In contrast to this class of compounds, alkyl or alkylaryl polyglycol ether sulfates or carboxymethylated alkyl or alkylaryl ethoxylates show good compatibility even at extremely high salinities (for example, 250,000 ppm) of the formation waters. Since the oil-mobilizing effect of these tensides is good (H. J. Neumann, "DGMK BERICHTE" [DGMK Reports], Report 164 [1978]; D. Balzer and K. Kosswig, Tenside Detergents 16: 256 [1979] whose disclosures are incorporated by reference herein) and their manufacture is simple and economical, these classes of compounds are very well suited for use in oil displacement in medium- and high-salinity deposit systems (10,000-250,000 ppm total salt content).
In numerous investigations on the nature of residual oil mobilization in model formations using carboxymethylated ethoxylates as the tensides, it has been observed, however, that the transport of the oil bank through the formation is accompanied by a strong pressure rise. Thus, even in the case of relatively highly permeable artificial formations, pressure gradients were observed of up to about 40 bar/m. When transposed into field conditions, these lead to pressures far above the petrostatic pressure. This effect is apt to exclude the use of these tensides in tertiary petroleum recovery.
The literature likewise discloses pressure gradients of a similar magnitude (C. Marx, H. Murtada, M. Burkowsky, "Erdoel Erdgas Zeitschrift" [Petroleum-Natural Gas News] 93: 303 [1977]). These authors explain the high pressure differences by the formation of emulsion zones which, however, are said to be limited to the region of the flooding front. In in-house experiments, however, a local limitation of the pressure gradient could not be observed. Inasmuch as crude oil emulsions, stabilized by carboxymethylated ethoxylates, are structurally viscous, the high pressure differences also cannot be arbitrarily lowered by reducing the flooding velocity. Consequently, one would have to expect uncontrollably high pressure gradients in tenside flooding with carboxymethylated ethoxylates in a field test.

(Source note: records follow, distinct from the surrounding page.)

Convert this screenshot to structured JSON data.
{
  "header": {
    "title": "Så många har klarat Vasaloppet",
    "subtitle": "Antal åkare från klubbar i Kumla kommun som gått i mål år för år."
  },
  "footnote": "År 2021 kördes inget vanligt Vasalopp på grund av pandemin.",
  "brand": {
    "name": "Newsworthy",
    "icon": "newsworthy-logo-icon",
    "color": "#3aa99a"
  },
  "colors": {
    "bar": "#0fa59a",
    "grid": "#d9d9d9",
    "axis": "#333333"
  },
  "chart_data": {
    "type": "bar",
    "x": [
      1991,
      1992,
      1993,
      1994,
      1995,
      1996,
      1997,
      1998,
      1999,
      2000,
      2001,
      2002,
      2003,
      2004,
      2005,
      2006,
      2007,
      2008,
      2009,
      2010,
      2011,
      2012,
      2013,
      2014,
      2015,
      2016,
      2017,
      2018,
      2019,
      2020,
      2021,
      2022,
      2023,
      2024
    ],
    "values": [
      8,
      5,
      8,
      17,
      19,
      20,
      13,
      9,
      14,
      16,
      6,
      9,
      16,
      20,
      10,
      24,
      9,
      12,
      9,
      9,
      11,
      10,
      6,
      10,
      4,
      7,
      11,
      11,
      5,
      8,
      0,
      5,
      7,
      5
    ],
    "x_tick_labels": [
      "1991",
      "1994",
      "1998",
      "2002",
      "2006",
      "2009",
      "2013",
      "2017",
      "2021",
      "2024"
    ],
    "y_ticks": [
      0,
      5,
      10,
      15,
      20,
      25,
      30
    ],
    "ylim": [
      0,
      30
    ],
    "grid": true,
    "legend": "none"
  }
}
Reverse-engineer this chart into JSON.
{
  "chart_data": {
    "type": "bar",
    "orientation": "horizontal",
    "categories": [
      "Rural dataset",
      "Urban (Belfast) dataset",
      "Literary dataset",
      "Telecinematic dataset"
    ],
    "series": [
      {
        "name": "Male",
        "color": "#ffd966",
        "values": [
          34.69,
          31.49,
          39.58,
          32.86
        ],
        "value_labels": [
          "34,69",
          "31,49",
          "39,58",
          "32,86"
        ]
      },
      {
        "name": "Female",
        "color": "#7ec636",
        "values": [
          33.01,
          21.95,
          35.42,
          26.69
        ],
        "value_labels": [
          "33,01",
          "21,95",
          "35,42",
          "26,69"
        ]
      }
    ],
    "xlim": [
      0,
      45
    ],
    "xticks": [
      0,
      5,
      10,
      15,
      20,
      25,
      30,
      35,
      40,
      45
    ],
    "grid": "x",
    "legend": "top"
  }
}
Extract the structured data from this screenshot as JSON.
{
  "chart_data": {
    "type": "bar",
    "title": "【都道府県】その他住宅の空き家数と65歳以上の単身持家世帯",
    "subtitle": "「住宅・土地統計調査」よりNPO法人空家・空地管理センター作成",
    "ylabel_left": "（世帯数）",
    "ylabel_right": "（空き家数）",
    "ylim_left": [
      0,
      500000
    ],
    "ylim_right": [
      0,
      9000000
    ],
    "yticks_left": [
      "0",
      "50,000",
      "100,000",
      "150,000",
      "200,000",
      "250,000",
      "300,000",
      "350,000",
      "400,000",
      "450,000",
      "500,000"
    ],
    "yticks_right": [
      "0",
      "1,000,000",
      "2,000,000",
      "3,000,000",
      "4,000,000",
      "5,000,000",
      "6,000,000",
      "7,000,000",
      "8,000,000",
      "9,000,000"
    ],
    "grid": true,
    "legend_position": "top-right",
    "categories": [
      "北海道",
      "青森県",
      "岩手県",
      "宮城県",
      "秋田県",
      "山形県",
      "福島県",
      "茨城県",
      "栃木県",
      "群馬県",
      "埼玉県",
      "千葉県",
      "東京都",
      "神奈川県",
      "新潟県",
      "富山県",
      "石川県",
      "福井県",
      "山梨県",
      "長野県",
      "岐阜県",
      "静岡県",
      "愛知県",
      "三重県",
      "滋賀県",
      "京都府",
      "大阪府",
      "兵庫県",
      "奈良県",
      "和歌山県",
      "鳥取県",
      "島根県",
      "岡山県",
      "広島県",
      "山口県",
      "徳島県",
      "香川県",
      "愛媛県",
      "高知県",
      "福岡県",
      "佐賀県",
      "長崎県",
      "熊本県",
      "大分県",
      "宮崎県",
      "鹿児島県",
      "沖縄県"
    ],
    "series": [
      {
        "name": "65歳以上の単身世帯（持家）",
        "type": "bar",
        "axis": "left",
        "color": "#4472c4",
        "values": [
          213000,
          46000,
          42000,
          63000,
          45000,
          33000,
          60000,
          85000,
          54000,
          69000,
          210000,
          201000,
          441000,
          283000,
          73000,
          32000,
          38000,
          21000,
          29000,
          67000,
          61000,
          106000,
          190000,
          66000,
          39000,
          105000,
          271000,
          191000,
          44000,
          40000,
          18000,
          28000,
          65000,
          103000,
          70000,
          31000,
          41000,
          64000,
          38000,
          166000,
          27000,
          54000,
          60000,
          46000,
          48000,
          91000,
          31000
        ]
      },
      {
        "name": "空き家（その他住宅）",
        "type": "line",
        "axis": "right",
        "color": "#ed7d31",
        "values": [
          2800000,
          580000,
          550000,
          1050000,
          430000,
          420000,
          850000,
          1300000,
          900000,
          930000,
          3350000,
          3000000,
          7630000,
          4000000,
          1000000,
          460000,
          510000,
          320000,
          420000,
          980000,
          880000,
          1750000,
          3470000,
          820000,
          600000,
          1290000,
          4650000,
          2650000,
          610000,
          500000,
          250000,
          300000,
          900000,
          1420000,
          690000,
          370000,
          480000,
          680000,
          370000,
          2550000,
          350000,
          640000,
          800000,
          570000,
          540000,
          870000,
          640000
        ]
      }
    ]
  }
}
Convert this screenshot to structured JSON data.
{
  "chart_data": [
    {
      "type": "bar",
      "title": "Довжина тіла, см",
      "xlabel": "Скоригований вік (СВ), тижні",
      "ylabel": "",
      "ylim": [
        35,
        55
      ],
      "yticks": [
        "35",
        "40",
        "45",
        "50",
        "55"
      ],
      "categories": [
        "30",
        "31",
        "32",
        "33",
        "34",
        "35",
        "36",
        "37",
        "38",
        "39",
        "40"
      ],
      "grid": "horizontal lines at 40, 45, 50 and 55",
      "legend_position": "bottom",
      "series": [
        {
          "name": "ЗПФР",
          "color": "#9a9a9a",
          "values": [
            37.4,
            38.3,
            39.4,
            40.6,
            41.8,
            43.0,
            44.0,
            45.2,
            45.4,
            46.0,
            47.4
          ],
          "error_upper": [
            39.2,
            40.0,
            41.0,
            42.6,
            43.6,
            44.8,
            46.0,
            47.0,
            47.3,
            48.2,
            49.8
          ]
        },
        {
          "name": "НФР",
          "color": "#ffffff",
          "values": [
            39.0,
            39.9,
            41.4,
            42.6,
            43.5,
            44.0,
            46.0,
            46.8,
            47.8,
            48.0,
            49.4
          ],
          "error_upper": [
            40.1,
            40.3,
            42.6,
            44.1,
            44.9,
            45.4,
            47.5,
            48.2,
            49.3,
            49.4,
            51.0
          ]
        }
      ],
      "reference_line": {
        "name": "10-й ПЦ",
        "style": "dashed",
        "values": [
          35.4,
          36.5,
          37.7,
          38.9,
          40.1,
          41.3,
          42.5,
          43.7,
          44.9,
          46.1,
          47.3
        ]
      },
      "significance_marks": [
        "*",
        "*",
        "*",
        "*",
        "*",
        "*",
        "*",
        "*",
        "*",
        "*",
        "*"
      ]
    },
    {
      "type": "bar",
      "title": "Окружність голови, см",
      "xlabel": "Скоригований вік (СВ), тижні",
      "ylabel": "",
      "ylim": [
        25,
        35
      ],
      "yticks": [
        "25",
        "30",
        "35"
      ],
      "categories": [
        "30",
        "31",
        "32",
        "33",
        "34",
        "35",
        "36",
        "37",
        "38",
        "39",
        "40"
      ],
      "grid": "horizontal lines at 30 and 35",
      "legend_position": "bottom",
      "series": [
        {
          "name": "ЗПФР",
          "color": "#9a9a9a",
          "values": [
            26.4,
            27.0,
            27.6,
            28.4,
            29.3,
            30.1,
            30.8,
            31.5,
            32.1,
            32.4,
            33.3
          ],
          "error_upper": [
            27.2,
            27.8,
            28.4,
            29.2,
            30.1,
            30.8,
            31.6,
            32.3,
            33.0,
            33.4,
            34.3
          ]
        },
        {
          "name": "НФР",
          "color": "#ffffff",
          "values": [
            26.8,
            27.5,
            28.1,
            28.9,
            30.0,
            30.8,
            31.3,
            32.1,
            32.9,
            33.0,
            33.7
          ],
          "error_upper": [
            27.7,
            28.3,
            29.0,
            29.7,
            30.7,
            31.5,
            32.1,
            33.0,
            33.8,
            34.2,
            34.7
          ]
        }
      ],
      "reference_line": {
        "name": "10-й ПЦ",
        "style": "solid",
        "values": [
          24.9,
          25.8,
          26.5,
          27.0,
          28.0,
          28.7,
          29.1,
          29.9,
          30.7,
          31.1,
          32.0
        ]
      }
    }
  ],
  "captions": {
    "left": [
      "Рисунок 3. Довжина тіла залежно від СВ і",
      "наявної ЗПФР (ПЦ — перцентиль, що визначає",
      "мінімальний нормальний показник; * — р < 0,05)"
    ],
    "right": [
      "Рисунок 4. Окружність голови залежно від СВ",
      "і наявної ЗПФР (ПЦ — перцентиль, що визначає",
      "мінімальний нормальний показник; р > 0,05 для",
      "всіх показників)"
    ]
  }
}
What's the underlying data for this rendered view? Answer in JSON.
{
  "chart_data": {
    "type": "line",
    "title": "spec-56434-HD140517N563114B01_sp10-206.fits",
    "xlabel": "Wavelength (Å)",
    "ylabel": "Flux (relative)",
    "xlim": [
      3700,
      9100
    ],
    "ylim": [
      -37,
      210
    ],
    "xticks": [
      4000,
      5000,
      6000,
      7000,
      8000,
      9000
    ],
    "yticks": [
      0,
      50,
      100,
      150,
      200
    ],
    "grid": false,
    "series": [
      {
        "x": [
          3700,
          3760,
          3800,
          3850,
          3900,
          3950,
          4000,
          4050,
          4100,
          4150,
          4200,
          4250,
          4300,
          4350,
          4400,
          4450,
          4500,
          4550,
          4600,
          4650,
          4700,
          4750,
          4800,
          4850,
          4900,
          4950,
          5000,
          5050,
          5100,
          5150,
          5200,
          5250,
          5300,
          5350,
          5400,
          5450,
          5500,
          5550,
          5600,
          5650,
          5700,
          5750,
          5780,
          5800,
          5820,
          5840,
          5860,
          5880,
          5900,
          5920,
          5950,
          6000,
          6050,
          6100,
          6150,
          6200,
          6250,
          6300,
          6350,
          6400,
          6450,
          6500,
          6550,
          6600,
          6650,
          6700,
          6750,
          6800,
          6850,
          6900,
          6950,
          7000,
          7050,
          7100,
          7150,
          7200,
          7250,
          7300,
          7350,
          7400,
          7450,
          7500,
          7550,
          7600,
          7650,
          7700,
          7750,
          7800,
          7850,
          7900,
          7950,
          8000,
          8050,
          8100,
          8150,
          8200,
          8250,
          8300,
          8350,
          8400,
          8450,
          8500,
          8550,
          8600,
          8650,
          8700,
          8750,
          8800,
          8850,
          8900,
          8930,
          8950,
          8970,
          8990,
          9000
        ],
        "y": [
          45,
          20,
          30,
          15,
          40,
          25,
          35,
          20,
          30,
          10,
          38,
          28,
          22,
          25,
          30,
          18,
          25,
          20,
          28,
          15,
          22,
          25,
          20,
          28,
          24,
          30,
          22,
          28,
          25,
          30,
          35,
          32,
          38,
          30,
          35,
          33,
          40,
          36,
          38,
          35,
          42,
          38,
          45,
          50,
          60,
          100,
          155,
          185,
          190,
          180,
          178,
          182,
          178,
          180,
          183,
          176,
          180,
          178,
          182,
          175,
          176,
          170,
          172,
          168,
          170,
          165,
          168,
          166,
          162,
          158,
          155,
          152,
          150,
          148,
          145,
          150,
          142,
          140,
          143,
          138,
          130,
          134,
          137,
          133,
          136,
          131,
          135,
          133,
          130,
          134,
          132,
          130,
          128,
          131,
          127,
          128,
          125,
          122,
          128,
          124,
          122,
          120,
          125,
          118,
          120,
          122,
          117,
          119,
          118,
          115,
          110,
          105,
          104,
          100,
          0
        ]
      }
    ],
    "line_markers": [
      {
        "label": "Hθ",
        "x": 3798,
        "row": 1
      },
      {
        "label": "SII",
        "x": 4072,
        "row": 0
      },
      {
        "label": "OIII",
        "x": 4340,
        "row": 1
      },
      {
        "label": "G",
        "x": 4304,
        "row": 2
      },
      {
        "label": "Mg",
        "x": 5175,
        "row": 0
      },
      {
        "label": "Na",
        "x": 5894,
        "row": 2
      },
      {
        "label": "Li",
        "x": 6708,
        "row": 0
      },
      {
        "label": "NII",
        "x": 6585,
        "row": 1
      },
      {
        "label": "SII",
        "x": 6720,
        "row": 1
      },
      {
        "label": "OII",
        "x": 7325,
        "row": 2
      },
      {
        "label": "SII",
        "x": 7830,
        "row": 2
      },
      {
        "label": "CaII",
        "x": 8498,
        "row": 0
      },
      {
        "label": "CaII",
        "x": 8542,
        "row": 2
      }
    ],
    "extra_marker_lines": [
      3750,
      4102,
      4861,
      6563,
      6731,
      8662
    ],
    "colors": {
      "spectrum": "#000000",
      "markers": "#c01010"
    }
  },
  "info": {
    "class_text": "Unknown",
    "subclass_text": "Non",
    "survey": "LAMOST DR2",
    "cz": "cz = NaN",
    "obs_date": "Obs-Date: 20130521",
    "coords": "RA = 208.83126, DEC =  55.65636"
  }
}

Therefore, attempts have been made to find a tenside flooding method based on the highly oil-mobilizing carboxymethylated ethoxylates but which does not produce high pressure gradients. Lowering of the pressure gradient is possible by achieving a greatly delayed tenside breakthrough by suitable adaptation of the amount of tenside to the deposit. However, this mode of operation presupposes homogeneous formations. Although these might occur in artificial sand piles, they hardly occur in actual deposits. Therefore, a solution to this problem is really not possible in this way.